Para lograr mi carrera militar, tuve que hacer los 5 duros años de estudio en el Colegio Militar. Como dicen en México, “no había de otra”.  Ingresé a ese instituto, a la edad de 15 años, siendo un adolescente como cualquier otro.  

Durante mi primer año de cadete, el esfuerzo por alcanzar las exigencias de la vida militar se me hizo especialmente duro, porque fue el inicio de todo lo demás. Tuve que aprender a hacer gimnasia de todo tipo, largas caminatas, campamentos, ejercicios de combate, marchas, marchas, marchas, y también… marchas. Además de todo ello, y para hacerlo más pesado, estaba mi hermano Carlos…  

Me explico: Carlos, por entonces tenía 11 años. Le encantaba la vida militar. Minuto que podía, se escapaba al Colegio Militar, hasta que se convirtió en una especie de mascota o ahijado de nuestra compañía. Los oficiales lo adoraban, y él se sentía tan contento, que no era nada raro verlo a la cola de la columna, marchando con más garbo y prestancia que los “verdaderos” cadetes, y cuando teníamos que hacer algún ejercicio particularmente atemorizante, difícil o molestoso, nuestro capitán nos refregaba nuestra inutilidad, y para mostrarnos cómo se deben hacer las cosas, llamaba  a “Chinito” (ese era el apodo cariñoso con que llamábamos a Carlos), y le pedía que él lo haga.  

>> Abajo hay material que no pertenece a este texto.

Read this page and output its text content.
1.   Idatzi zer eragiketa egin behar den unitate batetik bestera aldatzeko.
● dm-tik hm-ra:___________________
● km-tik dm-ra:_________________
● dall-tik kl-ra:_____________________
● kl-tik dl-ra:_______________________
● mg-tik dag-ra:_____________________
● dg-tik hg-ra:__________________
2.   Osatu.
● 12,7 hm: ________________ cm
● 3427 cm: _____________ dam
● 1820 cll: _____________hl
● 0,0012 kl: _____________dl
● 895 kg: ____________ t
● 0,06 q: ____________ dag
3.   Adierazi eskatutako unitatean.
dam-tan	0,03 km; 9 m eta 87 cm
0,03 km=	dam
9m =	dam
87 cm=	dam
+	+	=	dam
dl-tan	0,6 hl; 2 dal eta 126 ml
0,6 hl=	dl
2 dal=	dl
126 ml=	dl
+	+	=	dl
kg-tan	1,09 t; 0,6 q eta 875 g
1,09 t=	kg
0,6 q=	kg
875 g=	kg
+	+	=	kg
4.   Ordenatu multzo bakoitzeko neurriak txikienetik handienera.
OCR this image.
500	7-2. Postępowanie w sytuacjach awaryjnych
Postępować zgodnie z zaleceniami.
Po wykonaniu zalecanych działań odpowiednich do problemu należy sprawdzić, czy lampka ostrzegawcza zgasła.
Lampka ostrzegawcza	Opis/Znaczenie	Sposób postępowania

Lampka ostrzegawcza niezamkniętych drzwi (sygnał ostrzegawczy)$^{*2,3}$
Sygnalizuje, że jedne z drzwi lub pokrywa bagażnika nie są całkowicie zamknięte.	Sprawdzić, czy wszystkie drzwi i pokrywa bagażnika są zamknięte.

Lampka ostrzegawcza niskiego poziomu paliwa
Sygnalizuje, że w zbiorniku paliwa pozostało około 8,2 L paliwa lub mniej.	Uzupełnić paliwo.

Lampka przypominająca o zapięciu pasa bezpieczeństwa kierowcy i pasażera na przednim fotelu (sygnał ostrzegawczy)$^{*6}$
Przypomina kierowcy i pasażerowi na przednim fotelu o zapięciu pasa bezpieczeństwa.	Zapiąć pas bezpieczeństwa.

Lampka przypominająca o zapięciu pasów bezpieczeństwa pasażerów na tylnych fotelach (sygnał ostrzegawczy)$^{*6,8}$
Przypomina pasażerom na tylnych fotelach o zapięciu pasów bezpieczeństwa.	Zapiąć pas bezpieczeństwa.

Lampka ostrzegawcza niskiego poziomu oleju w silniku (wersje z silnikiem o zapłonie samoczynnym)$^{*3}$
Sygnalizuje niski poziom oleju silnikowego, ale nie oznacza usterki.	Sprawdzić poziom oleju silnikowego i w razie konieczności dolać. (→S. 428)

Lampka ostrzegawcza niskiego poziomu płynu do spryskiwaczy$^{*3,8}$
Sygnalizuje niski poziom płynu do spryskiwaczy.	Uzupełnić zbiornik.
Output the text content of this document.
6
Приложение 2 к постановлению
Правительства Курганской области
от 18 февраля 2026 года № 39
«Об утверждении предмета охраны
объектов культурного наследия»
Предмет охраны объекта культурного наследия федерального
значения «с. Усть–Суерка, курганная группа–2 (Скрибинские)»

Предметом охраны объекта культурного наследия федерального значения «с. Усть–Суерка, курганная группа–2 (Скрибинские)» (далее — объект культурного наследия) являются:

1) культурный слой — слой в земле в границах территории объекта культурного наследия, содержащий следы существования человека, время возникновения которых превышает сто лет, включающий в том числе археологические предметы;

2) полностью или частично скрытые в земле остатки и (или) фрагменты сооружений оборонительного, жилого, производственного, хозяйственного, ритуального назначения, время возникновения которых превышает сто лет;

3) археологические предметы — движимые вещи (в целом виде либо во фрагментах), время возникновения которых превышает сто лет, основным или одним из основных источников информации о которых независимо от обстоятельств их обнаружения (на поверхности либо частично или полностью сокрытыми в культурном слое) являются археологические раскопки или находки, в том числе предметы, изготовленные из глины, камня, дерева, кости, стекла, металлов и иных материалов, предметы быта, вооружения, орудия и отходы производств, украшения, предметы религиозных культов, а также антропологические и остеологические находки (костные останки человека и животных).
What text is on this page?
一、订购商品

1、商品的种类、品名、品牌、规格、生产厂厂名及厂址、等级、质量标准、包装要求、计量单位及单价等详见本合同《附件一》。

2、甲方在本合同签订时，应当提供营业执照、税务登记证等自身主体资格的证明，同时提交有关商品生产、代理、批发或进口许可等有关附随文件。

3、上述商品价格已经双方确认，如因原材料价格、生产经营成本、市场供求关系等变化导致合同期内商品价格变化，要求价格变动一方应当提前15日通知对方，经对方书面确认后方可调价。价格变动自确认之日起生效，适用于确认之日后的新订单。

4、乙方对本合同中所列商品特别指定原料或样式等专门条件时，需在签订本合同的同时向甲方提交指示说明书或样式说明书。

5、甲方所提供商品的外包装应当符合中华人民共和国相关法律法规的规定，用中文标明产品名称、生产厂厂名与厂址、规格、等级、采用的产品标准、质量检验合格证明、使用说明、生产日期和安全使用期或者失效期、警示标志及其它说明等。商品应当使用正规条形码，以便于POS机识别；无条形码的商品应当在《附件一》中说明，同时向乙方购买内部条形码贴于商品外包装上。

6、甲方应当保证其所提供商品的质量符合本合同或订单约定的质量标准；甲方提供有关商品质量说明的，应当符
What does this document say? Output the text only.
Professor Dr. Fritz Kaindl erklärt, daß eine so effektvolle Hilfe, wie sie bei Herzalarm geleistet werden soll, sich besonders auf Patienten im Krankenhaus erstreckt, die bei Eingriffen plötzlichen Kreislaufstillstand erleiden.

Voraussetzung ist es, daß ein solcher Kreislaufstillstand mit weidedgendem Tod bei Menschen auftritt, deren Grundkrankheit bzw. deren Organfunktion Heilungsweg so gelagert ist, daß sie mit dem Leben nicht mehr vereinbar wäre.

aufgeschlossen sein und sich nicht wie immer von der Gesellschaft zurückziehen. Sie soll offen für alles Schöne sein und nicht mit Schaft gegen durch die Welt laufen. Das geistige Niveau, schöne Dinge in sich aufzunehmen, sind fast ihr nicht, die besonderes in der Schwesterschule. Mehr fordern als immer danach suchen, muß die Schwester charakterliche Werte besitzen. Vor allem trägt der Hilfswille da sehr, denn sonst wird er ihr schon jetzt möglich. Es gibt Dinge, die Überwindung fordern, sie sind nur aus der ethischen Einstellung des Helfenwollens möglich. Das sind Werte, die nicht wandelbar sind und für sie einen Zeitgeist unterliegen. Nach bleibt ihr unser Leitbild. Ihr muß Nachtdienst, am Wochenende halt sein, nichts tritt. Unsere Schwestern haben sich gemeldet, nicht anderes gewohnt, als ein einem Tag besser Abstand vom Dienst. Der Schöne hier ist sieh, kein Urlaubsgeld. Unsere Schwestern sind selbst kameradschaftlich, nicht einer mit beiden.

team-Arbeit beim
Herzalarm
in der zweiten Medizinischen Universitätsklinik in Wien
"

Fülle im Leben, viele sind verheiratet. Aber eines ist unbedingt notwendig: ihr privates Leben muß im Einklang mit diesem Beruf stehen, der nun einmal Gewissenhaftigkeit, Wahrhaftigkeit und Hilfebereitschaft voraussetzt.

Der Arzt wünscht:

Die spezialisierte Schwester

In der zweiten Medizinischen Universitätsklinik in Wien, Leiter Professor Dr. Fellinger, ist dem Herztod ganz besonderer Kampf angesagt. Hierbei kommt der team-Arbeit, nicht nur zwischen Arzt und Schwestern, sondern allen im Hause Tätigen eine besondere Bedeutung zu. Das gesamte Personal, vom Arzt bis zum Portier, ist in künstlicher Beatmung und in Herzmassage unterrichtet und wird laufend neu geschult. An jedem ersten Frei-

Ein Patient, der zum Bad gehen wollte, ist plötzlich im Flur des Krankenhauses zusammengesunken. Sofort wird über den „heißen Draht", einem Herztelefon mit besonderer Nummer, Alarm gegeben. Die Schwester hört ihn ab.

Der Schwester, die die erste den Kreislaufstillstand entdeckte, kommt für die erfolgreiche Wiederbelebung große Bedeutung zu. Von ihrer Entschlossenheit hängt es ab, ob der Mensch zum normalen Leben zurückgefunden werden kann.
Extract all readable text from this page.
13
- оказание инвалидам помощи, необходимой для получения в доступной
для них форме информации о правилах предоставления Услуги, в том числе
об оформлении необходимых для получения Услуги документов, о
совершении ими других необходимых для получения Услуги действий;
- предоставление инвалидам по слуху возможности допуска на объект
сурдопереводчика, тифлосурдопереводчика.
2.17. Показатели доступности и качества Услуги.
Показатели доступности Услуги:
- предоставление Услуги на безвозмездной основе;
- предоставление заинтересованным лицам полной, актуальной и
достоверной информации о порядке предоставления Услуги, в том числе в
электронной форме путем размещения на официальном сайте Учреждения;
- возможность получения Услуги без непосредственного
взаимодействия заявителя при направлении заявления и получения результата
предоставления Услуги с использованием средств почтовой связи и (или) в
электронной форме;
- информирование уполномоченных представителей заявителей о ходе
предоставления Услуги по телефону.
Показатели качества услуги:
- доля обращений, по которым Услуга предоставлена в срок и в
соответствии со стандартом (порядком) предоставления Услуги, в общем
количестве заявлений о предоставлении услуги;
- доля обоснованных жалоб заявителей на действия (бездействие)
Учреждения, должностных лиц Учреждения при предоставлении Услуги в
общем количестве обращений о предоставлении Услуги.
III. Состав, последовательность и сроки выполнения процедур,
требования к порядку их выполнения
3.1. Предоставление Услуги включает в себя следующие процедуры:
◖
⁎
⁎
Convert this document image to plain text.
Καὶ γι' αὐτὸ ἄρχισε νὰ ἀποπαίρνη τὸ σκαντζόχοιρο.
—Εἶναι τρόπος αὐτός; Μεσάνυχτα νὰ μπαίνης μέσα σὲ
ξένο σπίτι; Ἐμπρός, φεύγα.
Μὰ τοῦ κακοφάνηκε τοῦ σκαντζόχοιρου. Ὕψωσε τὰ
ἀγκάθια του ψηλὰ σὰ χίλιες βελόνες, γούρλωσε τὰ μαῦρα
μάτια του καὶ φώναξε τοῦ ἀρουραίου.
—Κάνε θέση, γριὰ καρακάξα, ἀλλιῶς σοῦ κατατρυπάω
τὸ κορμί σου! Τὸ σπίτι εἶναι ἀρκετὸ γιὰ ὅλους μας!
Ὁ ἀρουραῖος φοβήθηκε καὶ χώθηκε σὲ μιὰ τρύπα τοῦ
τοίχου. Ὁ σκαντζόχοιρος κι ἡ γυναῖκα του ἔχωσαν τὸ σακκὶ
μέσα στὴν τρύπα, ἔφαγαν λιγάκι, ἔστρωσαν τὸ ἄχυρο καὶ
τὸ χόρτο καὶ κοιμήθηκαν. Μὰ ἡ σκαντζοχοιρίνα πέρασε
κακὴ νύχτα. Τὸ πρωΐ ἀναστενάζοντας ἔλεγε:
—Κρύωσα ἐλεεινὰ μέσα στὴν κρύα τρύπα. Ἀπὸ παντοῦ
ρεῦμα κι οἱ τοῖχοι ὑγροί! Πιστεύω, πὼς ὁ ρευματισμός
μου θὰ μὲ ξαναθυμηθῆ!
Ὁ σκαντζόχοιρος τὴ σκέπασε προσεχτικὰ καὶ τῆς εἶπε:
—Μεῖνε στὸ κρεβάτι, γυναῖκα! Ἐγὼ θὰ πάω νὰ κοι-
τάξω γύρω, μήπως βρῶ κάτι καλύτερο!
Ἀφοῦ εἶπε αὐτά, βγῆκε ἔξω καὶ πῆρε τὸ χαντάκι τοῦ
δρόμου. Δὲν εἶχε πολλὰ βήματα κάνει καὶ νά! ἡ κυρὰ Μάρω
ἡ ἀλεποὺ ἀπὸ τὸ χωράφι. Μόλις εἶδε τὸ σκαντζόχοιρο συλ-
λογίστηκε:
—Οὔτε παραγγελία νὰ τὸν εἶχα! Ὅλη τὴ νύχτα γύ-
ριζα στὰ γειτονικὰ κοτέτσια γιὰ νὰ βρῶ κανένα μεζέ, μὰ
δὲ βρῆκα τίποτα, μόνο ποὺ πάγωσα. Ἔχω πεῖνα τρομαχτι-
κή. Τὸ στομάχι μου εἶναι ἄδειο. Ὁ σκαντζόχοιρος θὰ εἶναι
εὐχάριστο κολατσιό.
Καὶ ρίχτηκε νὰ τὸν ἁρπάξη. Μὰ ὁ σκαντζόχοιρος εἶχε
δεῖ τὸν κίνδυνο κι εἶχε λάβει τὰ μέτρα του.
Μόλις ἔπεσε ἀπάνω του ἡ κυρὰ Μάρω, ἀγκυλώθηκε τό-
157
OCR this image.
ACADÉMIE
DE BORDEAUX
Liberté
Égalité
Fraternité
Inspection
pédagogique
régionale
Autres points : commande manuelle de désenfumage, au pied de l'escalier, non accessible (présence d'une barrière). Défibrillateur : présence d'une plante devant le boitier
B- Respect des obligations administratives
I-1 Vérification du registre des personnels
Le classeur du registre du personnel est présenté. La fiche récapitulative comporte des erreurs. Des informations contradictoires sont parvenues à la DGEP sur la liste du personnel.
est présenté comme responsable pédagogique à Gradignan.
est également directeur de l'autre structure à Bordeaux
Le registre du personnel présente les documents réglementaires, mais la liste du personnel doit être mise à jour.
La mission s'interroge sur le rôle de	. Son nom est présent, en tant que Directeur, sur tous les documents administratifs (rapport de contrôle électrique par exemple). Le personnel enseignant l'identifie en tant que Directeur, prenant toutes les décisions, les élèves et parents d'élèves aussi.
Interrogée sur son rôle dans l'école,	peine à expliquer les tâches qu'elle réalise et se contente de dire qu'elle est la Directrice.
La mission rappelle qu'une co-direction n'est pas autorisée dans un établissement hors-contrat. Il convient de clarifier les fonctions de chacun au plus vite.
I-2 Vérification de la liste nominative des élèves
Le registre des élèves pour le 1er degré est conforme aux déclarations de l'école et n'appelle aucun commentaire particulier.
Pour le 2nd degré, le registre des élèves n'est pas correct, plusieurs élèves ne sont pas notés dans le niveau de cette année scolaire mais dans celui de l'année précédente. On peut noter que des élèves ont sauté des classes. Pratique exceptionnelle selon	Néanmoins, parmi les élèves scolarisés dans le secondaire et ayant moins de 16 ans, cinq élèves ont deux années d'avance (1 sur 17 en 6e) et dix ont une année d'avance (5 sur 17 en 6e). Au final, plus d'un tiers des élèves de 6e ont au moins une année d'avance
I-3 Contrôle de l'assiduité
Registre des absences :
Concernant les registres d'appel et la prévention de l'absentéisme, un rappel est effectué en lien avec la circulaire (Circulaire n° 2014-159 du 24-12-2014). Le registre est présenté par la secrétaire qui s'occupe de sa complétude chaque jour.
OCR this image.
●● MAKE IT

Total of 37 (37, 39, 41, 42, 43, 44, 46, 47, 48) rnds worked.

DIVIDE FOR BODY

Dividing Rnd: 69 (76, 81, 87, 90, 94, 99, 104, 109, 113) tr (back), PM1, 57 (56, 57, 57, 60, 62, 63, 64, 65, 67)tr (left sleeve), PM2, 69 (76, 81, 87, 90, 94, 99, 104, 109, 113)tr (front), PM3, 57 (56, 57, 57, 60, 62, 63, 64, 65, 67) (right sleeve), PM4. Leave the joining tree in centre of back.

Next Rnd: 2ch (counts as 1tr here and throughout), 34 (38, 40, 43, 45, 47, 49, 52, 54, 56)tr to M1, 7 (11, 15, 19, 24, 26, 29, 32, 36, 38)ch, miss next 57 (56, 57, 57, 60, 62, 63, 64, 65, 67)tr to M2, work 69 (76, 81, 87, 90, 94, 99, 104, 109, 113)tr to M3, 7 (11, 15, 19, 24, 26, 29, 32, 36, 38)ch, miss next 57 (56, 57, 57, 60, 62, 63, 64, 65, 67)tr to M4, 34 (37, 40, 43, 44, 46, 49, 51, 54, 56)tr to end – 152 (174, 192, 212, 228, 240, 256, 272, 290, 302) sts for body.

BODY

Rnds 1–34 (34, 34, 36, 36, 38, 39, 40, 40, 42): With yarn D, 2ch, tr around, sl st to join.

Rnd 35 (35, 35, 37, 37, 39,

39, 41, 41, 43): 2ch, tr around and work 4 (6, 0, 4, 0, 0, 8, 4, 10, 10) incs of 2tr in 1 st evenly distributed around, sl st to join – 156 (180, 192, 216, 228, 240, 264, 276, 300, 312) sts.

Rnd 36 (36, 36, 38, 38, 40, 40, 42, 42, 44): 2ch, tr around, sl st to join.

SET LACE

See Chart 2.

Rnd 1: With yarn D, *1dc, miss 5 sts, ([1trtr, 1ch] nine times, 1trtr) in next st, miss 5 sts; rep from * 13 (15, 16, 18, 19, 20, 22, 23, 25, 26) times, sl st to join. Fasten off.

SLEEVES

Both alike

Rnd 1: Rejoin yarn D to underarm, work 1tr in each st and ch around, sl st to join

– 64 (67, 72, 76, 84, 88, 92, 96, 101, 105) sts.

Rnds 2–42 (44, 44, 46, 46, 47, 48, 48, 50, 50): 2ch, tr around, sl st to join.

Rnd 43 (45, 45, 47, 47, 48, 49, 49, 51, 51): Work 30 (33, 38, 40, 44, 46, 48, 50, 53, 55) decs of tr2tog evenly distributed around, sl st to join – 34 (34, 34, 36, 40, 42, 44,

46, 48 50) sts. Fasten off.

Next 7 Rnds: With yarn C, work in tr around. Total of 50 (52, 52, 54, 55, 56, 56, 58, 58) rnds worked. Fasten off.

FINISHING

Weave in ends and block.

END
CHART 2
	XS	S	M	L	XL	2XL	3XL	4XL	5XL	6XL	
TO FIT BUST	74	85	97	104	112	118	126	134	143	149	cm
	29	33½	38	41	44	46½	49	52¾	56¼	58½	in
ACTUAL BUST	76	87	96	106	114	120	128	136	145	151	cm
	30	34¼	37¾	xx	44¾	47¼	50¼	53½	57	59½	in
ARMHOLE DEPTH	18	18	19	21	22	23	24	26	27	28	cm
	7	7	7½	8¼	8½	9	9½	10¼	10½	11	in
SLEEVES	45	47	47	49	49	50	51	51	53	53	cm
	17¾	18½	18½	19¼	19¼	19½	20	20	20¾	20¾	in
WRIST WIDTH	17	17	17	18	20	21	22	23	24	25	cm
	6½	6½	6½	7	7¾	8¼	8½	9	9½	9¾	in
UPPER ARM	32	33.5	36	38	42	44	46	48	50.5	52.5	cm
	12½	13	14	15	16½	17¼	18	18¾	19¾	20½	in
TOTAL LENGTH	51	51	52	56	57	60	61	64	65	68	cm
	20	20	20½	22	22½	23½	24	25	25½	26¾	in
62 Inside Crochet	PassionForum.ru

Huelga decir la felicidad de Carlos, su orgullo, y cómo se pavoneaba frente a nosotros, y también huelga decir cómo me enfurecía todo eso que él hacía por puro placer, mientras a mí me costaba tanto lograrlo a medias, empujándome a esforzarme con más empeño del que hubiera creído tener, para por lo menos no sentirme un inútil frente a mi hermano menor.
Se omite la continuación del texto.